Project goal:
Analyze (or reanalyze) some of your own real data, so that it’s immediately useful to you. If you don’t have any of your own data, try and find some dataset that interests you. Failing that, I can find a dataset for you to work on.
Required:
- load source data from a file
- plot at least one histogram of the data, with title and labelled axes
- create at least one plot of analysis results, with title and labelled axes
- use at least one numpy array
- use short but descriptive variable names in your code
- document your code: use markdown in your
.ipynb
and/or directly comment your python code with #
or '''
or """
- try and be succint, while keeping the code readable
Plus do at least 6 of the following:
- use an if-elif-else clause
- use a for loop
- use a while loop
- write at least one function, include a docstring
- print out some results in at least one nicely formatted string, using string operator
%
or .format()
method
- use at least one vectorized math operation on an array
- create a figure with multiple axes (i.e., use
plt.subplots(nrows, ncols)
)
- do a statistical test - show that the test assumptions hold for your data
- manipulate and analyze data in a pandas series or dataframe
- use an image processing algorithm
- use a clustering algorithm
- use some other non-trivial algorithm: e.g. regression, curve fitting, signal analysis…

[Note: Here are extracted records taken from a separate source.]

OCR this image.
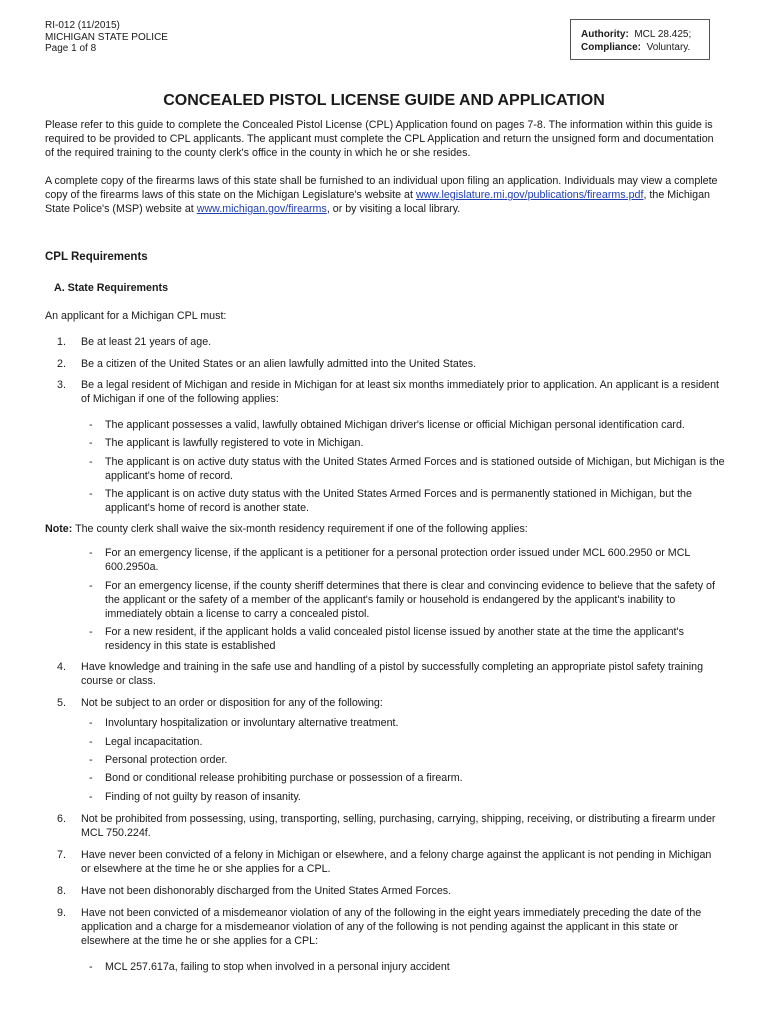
RI-012 (11/2015)
MICHIGAN STATE POLICE
Page 1 of 8
Authority: MCL 28.425;
Compliance: Voluntary.
CONCEALED PISTOL LICENSE GUIDE AND APPLICATION

Please refer to this guide to complete the Concealed Pistol License (CPL) Application found on pages 7-8. The information within this guide is required to be provided to CPL applicants. The applicant must complete the CPL Application and return the unsigned form and documentation of the required training to the county clerk's office in the county in which he or she resides.

A complete copy of the firearms laws of this state shall be furnished to an individual upon filing an application. Individuals may view a complete copy of the firearms laws of this state on the Michigan Legislature's website at www.legislature.mi.gov/publications/firearms.pdf, the Michigan State Police's (MSP) website at www.michigan.gov/firearms, or by visiting a local library.

CPL Requirements
A. State Requirements
An applicant for a Michigan CPL must:
1.	Be at least 21 years of age.
2.	Be a citizen of the United States or an alien lawfully admitted into the United States.
3.	Be a legal resident of Michigan and reside in Michigan for at least six months immediately prior to application. An applicant is a resident of Michigan if one of the following applies:
- The applicant possesses a valid, lawfully obtained Michigan driver's license or official Michigan personal identification card.
- The applicant is lawfully registered to vote in Michigan.
- The applicant is on active duty status with the United States Armed Forces and is stationed outside of Michigan, but Michigan is the applicant's home of record.
- The applicant is on active duty status with the United States Armed Forces and is permanently stationed in Michigan, but the applicant's home of record is another state.
Note: The county clerk shall waive the six-month residency requirement if one of the following applies:
- For an emergency license, if the applicant is a petitioner for a personal protection order issued under MCL 600.2950 or MCL 600.2950a.
- For an emergency license, if the county sheriff determines that there is clear and convincing evidence to believe that the safety of the applicant or the safety of a member of the applicant's family or household is endangered by the applicant's inability to immediately obtain a license to carry a concealed pistol.
- For a new resident, if the applicant holds a valid concealed pistol license issued by another state at the time the applicant's residency in this state is established
4.	Have knowledge and training in the safe use and handling of a pistol by successfully completing an appropriate pistol safety training course or class.
5.	Not be subject to an order or disposition for any of the following:
- Involuntary hospitalization or involuntary alternative treatment.
- Legal incapacitation.
- Personal protection order.
- Bond or conditional release prohibiting purchase or possession of a firearm.
- Finding of not guilty by reason of insanity.
6.	Not be prohibited from possessing, using, transporting, selling, purchasing, carrying, shipping, receiving, or distributing a firearm under MCL 750.224f.
7.	Have never been convicted of a felony in Michigan or elsewhere, and a felony charge against the applicant is not pending in Michigan or elsewhere at the time he or she applies for a CPL.
8.	Have not been dishonorably discharged from the United States Armed Forces.
9.	Have not been convicted of a misdemeanor violation of any of the following in the eight years immediately preceding the date of the application and a charge for a misdemeanor violation of any of the following is not pending against the applicant in this state or elsewhere at the time he or she applies for a CPL:
- MCL 257.617a, failing to stop when involved in a personal injury accident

- version control your code using git: create a local repository and make at least 5 commits while developing your code
Submission:
The class project can be submitted as either:
- a python script in a
.py
file, with figures saved separately as .png
or .pdf
files, and source data included as well
- a jupyter notebook (
.ipynb
) with embedded figures, optionally submit source data as well if possible
Submit directly to Martin, either on a USB stick or via email, or post the files somewhere and send Martin the link.
Due date:
July 30, 2019